13:22.33S 72:49.87W She be coming round the mountain when she comes!

Zoonie
Sat 7 May 2016 06:21
About 16000 years ago, at the end of the last ice age, people from China, Mongolia and Japan migrated east across the Pacific to the west coast of the Americas. Many stayed on the coast but others fled from the coastal earthquakes and tsunamis to the Andes and the jungle beyond.

The pre incas developed over numerous civilisations, each taking the best from the age before. To transport goods and foodstuffs between the coastal region and the Andes and the Andes  and the jungle they used runners, each crossing his own terrain, that he was familiar with to meet the next runner in say the Andean region. Tambos or resting places were set up like the hostels and inns that we have, and they are still there.

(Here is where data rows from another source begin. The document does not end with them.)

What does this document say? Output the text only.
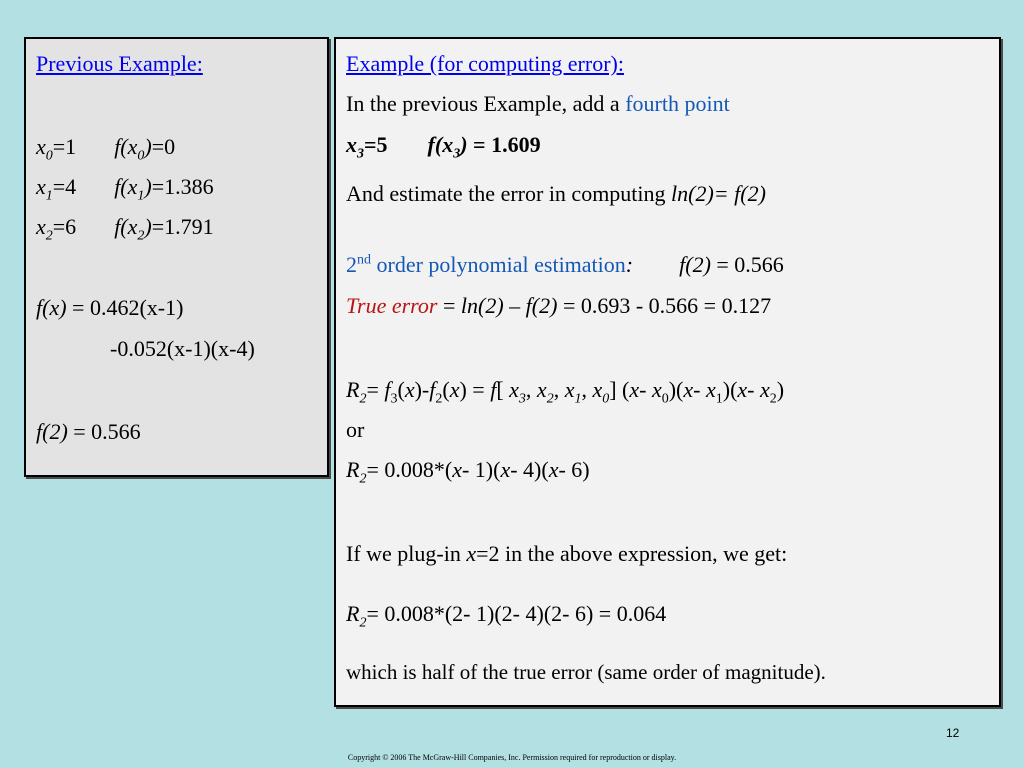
Previous Example:
$x_0=1$ $f(x_0)=0$
$x_1=4$ $f(x_1)=1.386$
$x_2=6$ $f(x_2)=1.791$
f(x) = 0.462(x-1)
-0.052(x-1)(x-4)
f(2) = 0.566
Example (for computing error):
In the previous Example, add a fourth point
$x_3=5$ $f(x_3) = 1.609$
And estimate the error in computing ln(2)= f(2)
2nd order polynomial estimation: f(2) = 0.566
True error = ln(2) – f(2) = 0.693 - 0.566 = 0.127
$R_2= f_3(x)-f_2(x) = f$[ $x_3$, $x_2$, $x_1$, $x_0$] (x- $x_0)(x-$ $x_1)(x-$ $x_2$)
or
$R_2= 0.008*(x-$ 1)(x- 4)(x- 6)
If we plug-in x=2 in the above expression, we get:
$R_2= 0.008*(2-$ 1)(2- 4)(2- 6) = 0.064
which is half of the true error (same order of magnitude).
12
Copyright © 2006 The McGraw-Hill Companies, Inc. Permission required for reproduction or display.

The Incas  sometimes turned them into temples, watchtowers or forts, and now they are used by trekkers, farmers and town dwellers as tambos again for rest and relaxation, a perfect cycle.

At one point we looked down on some fine Inc ruins, perfect walls, neat terraces and still running waterways with crystal clear water.

We were in the Sacred Valley of the Incas, never found by the Spanish in their ill fated search for El Dorado because they were led up an alternative route by the clever natives.

The Incas, who thrived from 900AD to 1535AD, practised genetic engineering on their plants to improve size and flavour so they could maximise the space on their agricultural terraces. They would then send the plants to farmers in the jungle to produce crops in the warm, wet climate. The exchange of skills and goods between the regions was extensive.  

We were soaking up all these incredible facts from Roger as we looked down upon pristine, well cared for inca habitations. Looking above us we watched a condor soaring and gliding in the thermals, the nearest we would get to seeing one.

More ups and downs and we came to a pretty lake, nestled between mountain ridges and anointed with a froth of low cloud. As we sucked hard sweets we could just see a family of white tailed deer, slowly grazing their way around the shore towards us.

I was much relieved to have many breaks that day as my legs were reluctant to do what was needed of them. I just had to listen to them and not overdo the exercise. Consequently I was the tail end Charlie and would find concerned faces looking my way as I came slowly around the mountains with Elvis as my companion , to the waiting group. "What's wrong Barb?" Australian Carmen asked, and I had to reply that I honestly didn't know.

Our third camp was lower down, dryer, warmer and we had a musical accompaniment of cicadas to lull us to sleep.